Underlings Secretly Reverse Foreign Policy
When British Gen. Edmund Allenby walked reverently into Jerusalem, leading his army of liberation on December 9, 1917, he was set to institute a military government. Unfortunately, virtually the entire staff of Ronald Storrs, the governor of Jerusalem, was riddled with army officers who did not believe in the principles of the Balfour Declaration. Without authorization, they reversed on the field the official policy of their government and sabotaged the mandate given their country by the League of Nations. Had this been discovered and investigated at the time, it would have been considered a crime at best and treason at worst. These men betrayed the official policy of their government.

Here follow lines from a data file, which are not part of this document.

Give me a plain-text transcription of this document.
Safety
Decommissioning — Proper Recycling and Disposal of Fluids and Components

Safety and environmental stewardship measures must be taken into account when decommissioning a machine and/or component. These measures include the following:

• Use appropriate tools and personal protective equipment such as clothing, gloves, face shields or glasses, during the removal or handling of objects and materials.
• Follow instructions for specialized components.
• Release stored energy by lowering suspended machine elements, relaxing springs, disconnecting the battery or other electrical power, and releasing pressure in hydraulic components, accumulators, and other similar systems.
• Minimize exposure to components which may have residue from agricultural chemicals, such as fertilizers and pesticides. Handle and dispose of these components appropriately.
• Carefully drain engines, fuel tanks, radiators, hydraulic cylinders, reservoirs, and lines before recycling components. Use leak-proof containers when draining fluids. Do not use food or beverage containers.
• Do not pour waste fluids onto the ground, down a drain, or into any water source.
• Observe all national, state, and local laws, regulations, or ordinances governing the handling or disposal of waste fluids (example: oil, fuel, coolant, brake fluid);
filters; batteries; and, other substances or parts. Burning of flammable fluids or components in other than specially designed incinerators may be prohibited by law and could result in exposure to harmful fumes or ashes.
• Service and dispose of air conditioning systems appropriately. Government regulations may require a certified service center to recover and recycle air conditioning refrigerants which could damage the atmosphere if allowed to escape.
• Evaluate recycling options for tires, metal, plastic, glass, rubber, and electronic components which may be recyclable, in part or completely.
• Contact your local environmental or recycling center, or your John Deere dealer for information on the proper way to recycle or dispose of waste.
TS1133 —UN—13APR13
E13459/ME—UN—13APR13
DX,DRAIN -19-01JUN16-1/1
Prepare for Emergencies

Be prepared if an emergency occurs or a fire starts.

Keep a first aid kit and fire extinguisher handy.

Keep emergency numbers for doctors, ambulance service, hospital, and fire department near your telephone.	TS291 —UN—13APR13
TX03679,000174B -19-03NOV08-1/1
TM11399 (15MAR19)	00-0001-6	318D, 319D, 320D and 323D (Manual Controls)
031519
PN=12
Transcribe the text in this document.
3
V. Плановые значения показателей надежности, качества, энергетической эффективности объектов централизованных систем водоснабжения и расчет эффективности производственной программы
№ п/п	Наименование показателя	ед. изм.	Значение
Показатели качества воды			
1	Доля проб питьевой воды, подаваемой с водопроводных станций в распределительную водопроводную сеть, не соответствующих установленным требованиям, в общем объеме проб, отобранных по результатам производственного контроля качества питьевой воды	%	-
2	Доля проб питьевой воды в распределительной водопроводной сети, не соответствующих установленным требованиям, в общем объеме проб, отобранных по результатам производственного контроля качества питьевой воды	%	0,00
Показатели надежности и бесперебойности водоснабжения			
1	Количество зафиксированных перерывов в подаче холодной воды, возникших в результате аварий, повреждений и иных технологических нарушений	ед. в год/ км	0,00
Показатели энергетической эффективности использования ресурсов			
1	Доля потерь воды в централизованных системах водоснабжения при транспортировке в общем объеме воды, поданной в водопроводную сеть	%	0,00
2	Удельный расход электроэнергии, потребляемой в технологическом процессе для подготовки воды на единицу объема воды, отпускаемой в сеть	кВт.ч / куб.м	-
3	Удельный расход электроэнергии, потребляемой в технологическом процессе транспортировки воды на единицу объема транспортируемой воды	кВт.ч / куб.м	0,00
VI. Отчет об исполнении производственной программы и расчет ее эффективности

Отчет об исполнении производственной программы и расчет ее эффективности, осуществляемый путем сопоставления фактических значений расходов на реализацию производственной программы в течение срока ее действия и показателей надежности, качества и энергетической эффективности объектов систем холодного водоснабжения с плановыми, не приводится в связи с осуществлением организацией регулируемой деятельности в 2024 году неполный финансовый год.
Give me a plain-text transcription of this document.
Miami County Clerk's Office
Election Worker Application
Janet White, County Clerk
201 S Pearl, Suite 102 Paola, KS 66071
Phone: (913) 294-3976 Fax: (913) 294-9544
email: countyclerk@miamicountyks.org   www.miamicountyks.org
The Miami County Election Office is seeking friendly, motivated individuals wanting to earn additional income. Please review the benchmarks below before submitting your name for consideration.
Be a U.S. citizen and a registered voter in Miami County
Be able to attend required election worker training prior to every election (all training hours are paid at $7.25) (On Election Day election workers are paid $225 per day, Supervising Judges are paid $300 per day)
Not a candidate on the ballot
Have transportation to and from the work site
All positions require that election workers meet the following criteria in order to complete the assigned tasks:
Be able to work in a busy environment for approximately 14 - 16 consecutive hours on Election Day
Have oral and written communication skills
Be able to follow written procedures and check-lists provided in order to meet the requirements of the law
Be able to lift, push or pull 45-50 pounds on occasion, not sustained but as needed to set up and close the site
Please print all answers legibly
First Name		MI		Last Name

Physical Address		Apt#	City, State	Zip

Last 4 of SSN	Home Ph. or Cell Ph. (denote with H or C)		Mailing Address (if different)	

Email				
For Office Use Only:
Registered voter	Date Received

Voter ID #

One example of this group’s illegal action was when Gov. Storrs decided to placate the spiritual leader of the Muslims of Jerusalem, Haj Amin al-Husseini, the grand mufti of Jerusalem. You will recall from earlier in the book that al-Husseini stayed for a couple of years in Nazi Germany as the special guest of Adolf Hitler, learning how to deal with “the Jewish Problem.” The Grand Mufti Husseini, to whom Yasser Arafat was related, used a subtle blend of religious rhetoric, threats, terror, and very real physical violence to get his way. And, as much as he used the British, those pro-Arab Foreign Service officers also tried to use him.